Quindi il suo approccio non cambia.
«A me non cambia. Tutte le cose che faccio, le faccio con lo stesso desiderio di farle. Quelle che non mi piacciono cerco di non farle».

Fotogramma dal film “Buongiorno Michelangelo”, 1968-69

A parte la mostra alla Reggia di Colorno e il suo nuovo libro Vizi d’arte che invito tutti i nostri lettori a leggere, quali sono i prossimi impegni in agenda?
«Da una parte ci sono le mostre, come quella che ha appena citato che attualmente è in corso a Colorno ma che successivamente partirà per altre direzioni e città. Poi, stiamo preparando una grande mostra a Roma e ci sarà sicuramente qualcosa anche all’estero che, devo dire, si è ripreso abbastanza bene. C’è l’idea di fare qualcosa in Cina dove in passato ho esposto nei musei più importanti del paese ma non so ancora se sia il momento di tornare.

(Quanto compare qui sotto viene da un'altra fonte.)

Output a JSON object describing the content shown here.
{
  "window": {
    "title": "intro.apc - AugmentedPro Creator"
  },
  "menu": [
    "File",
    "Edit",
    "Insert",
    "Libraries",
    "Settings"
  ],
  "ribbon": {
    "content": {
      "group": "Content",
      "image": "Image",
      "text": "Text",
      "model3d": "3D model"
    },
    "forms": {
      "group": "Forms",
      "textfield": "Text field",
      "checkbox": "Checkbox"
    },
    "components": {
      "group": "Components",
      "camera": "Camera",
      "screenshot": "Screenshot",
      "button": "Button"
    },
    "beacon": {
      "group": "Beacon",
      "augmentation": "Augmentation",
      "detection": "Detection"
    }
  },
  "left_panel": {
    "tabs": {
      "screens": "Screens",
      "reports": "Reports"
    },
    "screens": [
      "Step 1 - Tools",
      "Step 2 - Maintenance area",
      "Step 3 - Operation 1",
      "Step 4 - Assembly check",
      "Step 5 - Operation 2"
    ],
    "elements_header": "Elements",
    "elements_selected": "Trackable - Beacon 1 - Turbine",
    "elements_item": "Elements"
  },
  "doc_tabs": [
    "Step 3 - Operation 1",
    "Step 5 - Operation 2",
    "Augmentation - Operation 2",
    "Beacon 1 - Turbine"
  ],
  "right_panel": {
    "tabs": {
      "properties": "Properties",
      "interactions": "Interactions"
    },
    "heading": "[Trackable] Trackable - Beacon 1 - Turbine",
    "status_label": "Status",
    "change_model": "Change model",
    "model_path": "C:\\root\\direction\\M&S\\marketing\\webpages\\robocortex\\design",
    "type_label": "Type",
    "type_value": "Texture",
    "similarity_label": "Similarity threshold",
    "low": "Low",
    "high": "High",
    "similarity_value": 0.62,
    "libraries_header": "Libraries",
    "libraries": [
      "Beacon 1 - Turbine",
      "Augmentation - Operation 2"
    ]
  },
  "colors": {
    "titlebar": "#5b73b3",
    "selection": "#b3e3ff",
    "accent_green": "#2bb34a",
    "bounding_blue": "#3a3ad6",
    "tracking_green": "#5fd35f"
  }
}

E recentemente mi hanno proposto la Lituania che mi dicono sia un paese in crescita. Come vede, il problema non è tanto quello di avere dei progetti ma voglio fare dei progetti seri, delle cose mirate. Naturalmente sto parlando di mostre nei musei perché di mostre nelle gallerie d’arte ce ne sono tante, le fanno senza quasi neanche dirmelo!»

Gegen Pressing (acrilici su legno), 2019

Per chiudere l’intervista, chiedo sempre al mio ospite l’ultima musica ascoltata.
«Farei fatica a risponderle perché sono sempre circondato dalla musica. Proprio in questo momento c’è una pianista ucraina che sta suonando mentre l’altra sera, per l’appunto, sono andato a un concerto di musica jazz con un grande chitarrista. E poi c’è anche mio figlio diplomato in sax, quindi musica tutti i giorni, in tutti i tempi e momenti».